By Professor Martin Daunton
Miasmas and morals

These conditions caused considerable alarm to the more affluent members of society - and not simply from a charitable concern for the social conditions of the poor. The warren of streets posed a threat to public order, allowing criminals to escape observation in the 'rookeries' described by Charles Dickens in Oliver Twist, and it was clear that the streets should be opened up to observation by the police and sanitary inspectors.

'What was needed was through ventilation, the provision of parks to act as "lungs" for the cities ...'

The lack of through ventilation, the putrefaction and stench, was also a threat to public health. Until the general acceptance of the germ theory of disease in the later 19th century, fevers and epidemics were explained by 'miasmas', exhalations from decaying matter which poisoned the air. Hence the alarm of the 'Great Stink'. What was needed was through ventilation, the provision of parks to act as 'lungs' for the cities, and a general process of cleansing.

The need for observation and ventilation meant opening up the city, improving the process of circulation much as an individual's health depended on the circulation of blood and oxygen. One answer was to demolish slums, by driving railways to the new stations or building new roads to allow the passage of traffic.
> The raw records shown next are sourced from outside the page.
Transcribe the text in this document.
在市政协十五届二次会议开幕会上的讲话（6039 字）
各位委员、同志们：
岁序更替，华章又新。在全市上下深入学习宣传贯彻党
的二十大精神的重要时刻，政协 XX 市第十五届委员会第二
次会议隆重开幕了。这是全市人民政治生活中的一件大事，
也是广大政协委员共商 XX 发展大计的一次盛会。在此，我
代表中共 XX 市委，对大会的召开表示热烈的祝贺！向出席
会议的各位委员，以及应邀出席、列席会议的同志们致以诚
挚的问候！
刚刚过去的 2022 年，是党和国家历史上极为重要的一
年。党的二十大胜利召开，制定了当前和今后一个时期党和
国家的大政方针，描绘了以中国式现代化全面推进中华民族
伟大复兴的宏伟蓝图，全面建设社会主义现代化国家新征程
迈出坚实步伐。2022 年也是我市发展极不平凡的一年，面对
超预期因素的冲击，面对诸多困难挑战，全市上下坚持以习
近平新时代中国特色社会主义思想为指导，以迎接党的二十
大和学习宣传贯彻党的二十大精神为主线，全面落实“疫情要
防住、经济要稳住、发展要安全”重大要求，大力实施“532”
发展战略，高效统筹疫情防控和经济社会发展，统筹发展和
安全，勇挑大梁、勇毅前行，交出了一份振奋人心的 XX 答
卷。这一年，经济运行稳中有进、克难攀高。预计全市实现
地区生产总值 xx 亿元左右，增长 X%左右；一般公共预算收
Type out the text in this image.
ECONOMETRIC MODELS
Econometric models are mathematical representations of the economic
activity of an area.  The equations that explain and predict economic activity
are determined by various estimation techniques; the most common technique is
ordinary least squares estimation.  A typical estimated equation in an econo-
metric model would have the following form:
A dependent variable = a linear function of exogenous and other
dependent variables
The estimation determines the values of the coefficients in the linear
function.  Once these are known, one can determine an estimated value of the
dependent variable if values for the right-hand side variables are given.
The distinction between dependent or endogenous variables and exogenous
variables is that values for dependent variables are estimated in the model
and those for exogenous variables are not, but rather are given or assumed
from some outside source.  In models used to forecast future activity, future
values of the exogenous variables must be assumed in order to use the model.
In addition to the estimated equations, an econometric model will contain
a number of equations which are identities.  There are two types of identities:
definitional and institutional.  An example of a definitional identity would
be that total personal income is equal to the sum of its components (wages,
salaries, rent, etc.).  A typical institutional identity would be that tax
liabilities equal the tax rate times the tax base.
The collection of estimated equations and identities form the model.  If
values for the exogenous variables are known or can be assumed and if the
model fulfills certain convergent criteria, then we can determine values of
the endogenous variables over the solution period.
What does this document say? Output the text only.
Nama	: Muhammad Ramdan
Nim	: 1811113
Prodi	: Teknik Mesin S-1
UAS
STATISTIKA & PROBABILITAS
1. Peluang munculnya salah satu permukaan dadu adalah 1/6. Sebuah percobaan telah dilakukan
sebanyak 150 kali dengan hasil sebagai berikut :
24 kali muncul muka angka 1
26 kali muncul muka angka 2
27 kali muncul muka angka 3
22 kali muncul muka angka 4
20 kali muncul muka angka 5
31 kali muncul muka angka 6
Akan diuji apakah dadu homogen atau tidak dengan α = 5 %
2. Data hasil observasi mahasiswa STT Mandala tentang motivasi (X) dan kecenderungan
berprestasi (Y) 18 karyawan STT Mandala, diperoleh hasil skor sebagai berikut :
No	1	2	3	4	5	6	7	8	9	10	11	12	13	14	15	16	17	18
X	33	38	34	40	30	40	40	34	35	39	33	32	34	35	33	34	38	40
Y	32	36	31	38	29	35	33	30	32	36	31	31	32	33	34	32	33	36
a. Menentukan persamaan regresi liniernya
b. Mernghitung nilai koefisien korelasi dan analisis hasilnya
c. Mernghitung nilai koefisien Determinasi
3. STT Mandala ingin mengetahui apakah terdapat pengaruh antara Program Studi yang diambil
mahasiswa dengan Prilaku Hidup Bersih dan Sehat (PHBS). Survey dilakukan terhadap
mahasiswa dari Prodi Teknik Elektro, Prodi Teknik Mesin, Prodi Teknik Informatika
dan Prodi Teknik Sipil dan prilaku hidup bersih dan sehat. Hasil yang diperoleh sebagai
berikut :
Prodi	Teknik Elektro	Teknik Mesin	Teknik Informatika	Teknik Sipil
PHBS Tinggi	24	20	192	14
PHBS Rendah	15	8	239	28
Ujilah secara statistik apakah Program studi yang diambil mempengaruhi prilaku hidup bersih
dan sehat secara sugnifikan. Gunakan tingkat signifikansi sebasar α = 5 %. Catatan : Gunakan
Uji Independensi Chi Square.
Hence the decision to build Shaftesbury Avenue in London's West End, cutting through some of the worse slums of Soho.

Little was done for the wretchedly poor people who lost their housing during the process, and they were obliged to huddle ever closer in the next block of housing. Some charities - most famously the Peabody Trust in London - built new model housing on the cleared land, but to little avail. The new housing often consisted of grim, forbidding, barrack blocks, and rents were high, so the poor could not afford to live in them. At the end of the 19th century, however, some local authorities did start to build council housing, which offered a new solution to the problem of housing the poor.